Lentivirally-mediated stem cells to treat Duchenne muscular dystrophy

Lead Research Organisation: University College London
Department Name: Institute of Child Health

Abstract

Duchenne muscular dystrophy (DMD) is an X-linked condition in which muscle fibres degenerate due to the lack of the protein dystrophin. Stem cells, called satellite cells, within skeletal muscle do repair and regenerate lost fibres, but as the new fibres remain dystrophin-deficient, they continually break down, eventually leading to loss of muscle fibres and replacement by fat and connective tissue. If we want to use stem cells to treat DMD, these would have to be a type of stem cell that can be delivered via the blood system, as DMD affects all the muscles of the body. We propose to use stem cells derived from the patient themselves, so that they would not promote immunonological rejection. We aim to engineer these stem cells so that they have a heritable copy of the dystrophin gene. But the whole dystrophin gene is too large to fit into any viral vector. We will therefore engineer the dystrophin gene to be small enough to fit into a lentiviral vector, but large enough to contain as much as possible of the gene, to make it as functional as possible. Combining the best stem cell to regenerate skeletal muscle with the optimal dystrophin gene will pave the way for clinical trials to treat DMD.

Technical Summary

Genetic correction of autologous stem cells is a potential therapy for Duchenne muscular dystrophy (DMD).

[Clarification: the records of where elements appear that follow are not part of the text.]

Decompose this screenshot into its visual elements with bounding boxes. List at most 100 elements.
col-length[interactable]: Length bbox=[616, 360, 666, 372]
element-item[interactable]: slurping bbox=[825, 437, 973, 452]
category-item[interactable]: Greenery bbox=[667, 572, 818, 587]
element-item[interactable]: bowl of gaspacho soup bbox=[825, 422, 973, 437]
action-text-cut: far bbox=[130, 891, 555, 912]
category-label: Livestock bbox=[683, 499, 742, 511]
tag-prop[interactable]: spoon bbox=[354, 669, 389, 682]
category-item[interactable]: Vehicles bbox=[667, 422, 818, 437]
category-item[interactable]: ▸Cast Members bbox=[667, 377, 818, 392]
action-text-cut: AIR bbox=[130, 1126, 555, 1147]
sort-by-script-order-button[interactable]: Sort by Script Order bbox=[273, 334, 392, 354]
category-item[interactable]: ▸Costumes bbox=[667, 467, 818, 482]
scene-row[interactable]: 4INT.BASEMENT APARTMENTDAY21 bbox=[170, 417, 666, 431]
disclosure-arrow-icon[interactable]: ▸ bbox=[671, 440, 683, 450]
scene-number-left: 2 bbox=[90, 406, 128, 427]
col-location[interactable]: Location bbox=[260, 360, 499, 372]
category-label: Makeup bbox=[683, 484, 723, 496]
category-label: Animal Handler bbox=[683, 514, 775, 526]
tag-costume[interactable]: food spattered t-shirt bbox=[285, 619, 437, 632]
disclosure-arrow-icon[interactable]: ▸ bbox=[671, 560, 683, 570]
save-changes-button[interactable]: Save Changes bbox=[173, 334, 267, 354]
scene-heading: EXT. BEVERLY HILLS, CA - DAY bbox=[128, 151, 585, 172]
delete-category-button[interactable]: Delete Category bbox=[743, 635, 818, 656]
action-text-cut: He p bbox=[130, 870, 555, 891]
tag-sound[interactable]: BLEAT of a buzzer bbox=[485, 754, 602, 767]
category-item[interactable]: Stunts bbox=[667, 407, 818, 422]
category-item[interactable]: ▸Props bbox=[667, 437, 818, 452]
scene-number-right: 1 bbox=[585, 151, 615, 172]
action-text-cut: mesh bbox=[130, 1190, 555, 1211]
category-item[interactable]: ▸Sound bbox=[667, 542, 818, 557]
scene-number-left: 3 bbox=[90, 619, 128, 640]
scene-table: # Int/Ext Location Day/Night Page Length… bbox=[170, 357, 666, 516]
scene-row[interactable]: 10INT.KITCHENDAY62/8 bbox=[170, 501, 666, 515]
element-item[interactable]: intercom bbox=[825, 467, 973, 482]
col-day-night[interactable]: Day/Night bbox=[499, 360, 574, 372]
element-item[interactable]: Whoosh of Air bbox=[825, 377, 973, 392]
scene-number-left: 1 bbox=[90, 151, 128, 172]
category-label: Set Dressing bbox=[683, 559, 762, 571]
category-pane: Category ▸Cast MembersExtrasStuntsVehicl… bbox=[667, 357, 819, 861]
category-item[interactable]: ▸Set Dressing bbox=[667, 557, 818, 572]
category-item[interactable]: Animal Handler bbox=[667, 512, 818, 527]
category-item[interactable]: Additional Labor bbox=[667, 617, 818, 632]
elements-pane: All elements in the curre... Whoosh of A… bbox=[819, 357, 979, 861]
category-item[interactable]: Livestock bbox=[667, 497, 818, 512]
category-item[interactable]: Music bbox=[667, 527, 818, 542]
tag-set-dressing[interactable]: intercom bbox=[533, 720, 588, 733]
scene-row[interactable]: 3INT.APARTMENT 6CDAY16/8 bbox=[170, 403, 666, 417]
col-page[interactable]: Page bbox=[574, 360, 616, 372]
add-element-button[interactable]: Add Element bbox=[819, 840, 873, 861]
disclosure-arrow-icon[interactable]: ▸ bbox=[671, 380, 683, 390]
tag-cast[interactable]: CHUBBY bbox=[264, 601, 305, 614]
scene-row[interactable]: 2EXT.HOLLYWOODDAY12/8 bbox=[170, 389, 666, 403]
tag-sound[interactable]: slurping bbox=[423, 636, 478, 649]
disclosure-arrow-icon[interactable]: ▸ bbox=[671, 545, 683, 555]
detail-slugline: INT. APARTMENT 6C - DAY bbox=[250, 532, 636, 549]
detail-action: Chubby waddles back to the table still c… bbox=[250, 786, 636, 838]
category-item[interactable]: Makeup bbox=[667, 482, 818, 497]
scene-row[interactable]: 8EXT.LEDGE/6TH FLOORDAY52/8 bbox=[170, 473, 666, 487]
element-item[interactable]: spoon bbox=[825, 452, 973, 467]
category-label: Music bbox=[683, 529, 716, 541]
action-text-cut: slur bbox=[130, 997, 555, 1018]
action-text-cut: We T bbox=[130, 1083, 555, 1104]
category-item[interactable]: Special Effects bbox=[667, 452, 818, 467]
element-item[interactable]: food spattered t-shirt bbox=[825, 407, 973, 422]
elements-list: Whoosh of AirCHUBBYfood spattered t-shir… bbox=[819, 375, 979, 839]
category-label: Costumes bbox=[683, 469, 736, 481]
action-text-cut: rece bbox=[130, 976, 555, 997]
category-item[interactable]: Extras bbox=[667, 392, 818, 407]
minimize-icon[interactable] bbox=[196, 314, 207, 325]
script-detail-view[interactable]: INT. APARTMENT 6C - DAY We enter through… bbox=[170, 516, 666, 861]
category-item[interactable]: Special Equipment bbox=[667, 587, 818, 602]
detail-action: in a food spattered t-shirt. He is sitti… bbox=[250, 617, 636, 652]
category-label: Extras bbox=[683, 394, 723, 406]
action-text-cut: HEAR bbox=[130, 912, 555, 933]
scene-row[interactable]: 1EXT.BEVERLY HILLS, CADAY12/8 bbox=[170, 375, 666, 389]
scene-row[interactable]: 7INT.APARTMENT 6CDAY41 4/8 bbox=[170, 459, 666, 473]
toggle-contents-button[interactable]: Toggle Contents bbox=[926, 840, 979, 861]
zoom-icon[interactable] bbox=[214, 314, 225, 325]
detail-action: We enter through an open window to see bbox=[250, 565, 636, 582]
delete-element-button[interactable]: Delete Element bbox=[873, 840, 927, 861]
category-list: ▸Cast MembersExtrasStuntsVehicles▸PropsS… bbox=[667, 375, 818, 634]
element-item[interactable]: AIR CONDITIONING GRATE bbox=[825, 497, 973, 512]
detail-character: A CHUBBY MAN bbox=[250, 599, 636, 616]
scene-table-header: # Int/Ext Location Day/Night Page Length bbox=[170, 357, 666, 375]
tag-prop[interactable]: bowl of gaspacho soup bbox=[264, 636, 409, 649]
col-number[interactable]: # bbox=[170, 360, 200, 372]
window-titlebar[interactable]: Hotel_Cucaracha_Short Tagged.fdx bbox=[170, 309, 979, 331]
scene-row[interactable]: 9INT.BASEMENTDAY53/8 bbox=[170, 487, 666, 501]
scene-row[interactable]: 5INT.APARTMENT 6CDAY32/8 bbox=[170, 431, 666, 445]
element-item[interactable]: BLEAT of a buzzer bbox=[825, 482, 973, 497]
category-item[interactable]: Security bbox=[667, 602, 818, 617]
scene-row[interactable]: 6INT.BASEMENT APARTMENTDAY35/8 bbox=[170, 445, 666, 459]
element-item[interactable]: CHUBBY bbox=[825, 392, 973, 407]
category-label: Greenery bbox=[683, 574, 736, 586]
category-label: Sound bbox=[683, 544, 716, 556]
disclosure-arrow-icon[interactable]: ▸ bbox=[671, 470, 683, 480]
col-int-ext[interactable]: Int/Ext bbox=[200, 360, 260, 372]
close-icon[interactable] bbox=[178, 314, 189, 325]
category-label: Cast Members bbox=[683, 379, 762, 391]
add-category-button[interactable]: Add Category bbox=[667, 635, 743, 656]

However, key questions need to be resolved before this approach could be realistically used in DMD. These include the determination of the best stem cell and a safe lentivirus containing a dystrophin gene that is small enough to fit into the vector, yet large enough to code for a functional protein. We aim to design a safe lentiviral vector, coding for an effective dystrophin gene (opti-dystrophin). In parallel, we will compare the ability of induced pluripotent stem cells (iPS) and adult stem cells (AC133+ cells), firstly of mouse origin and then of human origin, to efficiently regenerate skeletal muscle and functionally reconstitute the satellite cell (muscle stem cell) pool following intra-arterial injection in an immunodeficient mouse model of DMD. We will then combine the optimised lentivirus with the most favourable stem cell of DMD origin and test this in our in vivo model. Solving these preclinical questions will allow us to plan for future clinical trials for DMD.